Arrastou-se deploravelmente até o vaso de flores mais próximo; álcool, bile e lágrimas queimavam, amargos, em seus lábios, recordando-o de que estava pagando o preço de se tornar um herói, o mago mais forte. Porque Lucy queria construir uma família, mas Natsu não sabia fazer nada além brigar, queimar e destruir… E ela já estava cansada de consertar as merdas do Dragneel e esperar que ele crescesse.
Herói? Limpou a boca com a manga da camisa já não tão alva e, vendo as fúnebres flores amarelas ficarem mais e mais borradas, sorriu com amargura. Não queria esse título ridículo, não quando ser herói significava ser forte e inalcançável. Não valia a pena porque, no fim do dia, sua amada guilda fechava as portas e todo mundo voltava pra casa, já Natsu… Agarrou-se ao vaso e vomitou novamente; Natsu não tinha ninguém, tudo porque era covarde demais para admitir a verdade.

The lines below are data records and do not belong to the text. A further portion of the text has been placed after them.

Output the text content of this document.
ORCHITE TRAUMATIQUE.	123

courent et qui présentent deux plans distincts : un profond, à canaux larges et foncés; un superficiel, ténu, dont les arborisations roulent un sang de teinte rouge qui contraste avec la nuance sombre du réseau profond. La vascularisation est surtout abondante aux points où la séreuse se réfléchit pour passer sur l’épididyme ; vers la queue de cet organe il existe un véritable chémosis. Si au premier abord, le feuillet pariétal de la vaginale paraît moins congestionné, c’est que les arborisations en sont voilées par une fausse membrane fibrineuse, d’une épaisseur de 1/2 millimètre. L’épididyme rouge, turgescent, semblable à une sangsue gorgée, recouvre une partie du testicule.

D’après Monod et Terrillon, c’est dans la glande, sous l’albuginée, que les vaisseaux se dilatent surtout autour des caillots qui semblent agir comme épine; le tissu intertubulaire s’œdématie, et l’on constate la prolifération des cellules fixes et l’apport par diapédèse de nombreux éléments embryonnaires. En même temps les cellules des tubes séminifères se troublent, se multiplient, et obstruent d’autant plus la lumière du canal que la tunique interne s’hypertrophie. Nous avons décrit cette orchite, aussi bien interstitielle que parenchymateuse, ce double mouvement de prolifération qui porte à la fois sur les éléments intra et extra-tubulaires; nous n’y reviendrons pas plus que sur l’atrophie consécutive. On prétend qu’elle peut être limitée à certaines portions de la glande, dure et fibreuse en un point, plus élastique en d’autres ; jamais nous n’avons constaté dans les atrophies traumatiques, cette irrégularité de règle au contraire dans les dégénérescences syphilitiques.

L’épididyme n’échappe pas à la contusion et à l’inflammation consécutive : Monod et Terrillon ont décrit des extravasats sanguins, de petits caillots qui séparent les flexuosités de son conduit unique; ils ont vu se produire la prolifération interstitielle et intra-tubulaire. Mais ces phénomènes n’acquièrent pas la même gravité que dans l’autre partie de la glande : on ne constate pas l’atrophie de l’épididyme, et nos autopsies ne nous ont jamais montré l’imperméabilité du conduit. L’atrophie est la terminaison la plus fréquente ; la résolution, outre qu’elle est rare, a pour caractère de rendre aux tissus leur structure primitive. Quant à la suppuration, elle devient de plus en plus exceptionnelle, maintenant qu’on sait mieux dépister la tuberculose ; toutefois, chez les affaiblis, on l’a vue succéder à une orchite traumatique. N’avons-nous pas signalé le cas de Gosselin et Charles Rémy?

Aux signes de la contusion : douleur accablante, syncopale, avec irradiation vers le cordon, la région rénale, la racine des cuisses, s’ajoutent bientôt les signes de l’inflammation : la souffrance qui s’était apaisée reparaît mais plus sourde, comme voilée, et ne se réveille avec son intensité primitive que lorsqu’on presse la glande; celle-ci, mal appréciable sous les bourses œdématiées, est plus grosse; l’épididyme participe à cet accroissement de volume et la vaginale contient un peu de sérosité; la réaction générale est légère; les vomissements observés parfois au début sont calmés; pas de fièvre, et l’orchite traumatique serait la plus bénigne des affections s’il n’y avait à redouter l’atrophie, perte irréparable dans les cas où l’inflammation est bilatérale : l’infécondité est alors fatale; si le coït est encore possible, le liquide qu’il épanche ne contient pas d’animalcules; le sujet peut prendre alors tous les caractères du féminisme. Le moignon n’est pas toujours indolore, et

— Juvia… — chamou, com duas batidas na porta e uma voz embargada e frágil que certamente não parecia sua. Você ainda está aí? Juvia não se dignou a responder, apenas fungou, tentando conter as lágrimas e a magia, que fazia ondular o ar ao seu redor. — Desculpa.
Ela sibilou, revirando os olhos, mas a cabeça de Natsu estava nublada demais para se importar. A culpa pesava em seus ombros, um sorriso melancólico tremia nos lábios rachados, mas, ignorando o estranho frio que sentia, o Dragneel seguiu falando:
— Sou o último amigo que você deve querer por perto, não é… — Riu fraco, secando as lágrimas com força, sem saber exatamente porque falava aquilo. Talvez fosse por causa do enjoo, que nublava sua consciência; talvez porque, mesmo que ela o odiasse, Juvia fosse o mais próximo de casa que tinha naquele momento. — Já que eu sou o culpado por isso tudo acontecer.
Juvia suspirou alto, passando os dedos pelo cabelo, quase achando fofa a ingenuidade de Natsu. O mundo não gira em torno de você, ela quis dizer; quis ficar brava, esfregar na cara dele a culpa por não ter correspondido Lucy enquanto podia, mas… Estava todo mundo na merda, disputar para ver quem tinha sofrido naquela história só tornaria as coisas ainda mais difíceis.
Porque, honestamente, Juvia só queria esquecer. Embora fosse quase impossível, seu único desejo era enterrar seu passado e encontrar em algum lugar forças para recomeçar. E, mesmo que estivesse com vontade de fazer picadinho de Dragneel, sabia que ele sentia o mesmo. Então, engolindo por um instante os próprios sentimentos, ela ergueu o braço e deixou que a porta lentamente se abrisse.
Abandonado no corredor, com a cabeça apoiada num vaso solitário de crisântemos amarelos, Juvia nunca o tinha visto tão vulnerável.
— Isso não combina com você… — A Lockser arqueou uma sobrancelha e, com um bom humor que destoava da tempestade lá fora, tocou gentilmente a mão dele. Um sutil choque arrepiou a ambos, contudo, entorpecido demais para fingir que não precisava daquele contato, Natsu apertou de leve a mão fria e sorriu. Um sorriso doloroso, banhado por lágrimas, medos e culpas, exatamente como o dela.
— Eu sei. — ele respondeu num fio de voz e, no momento seguinte, tudo era escuridão.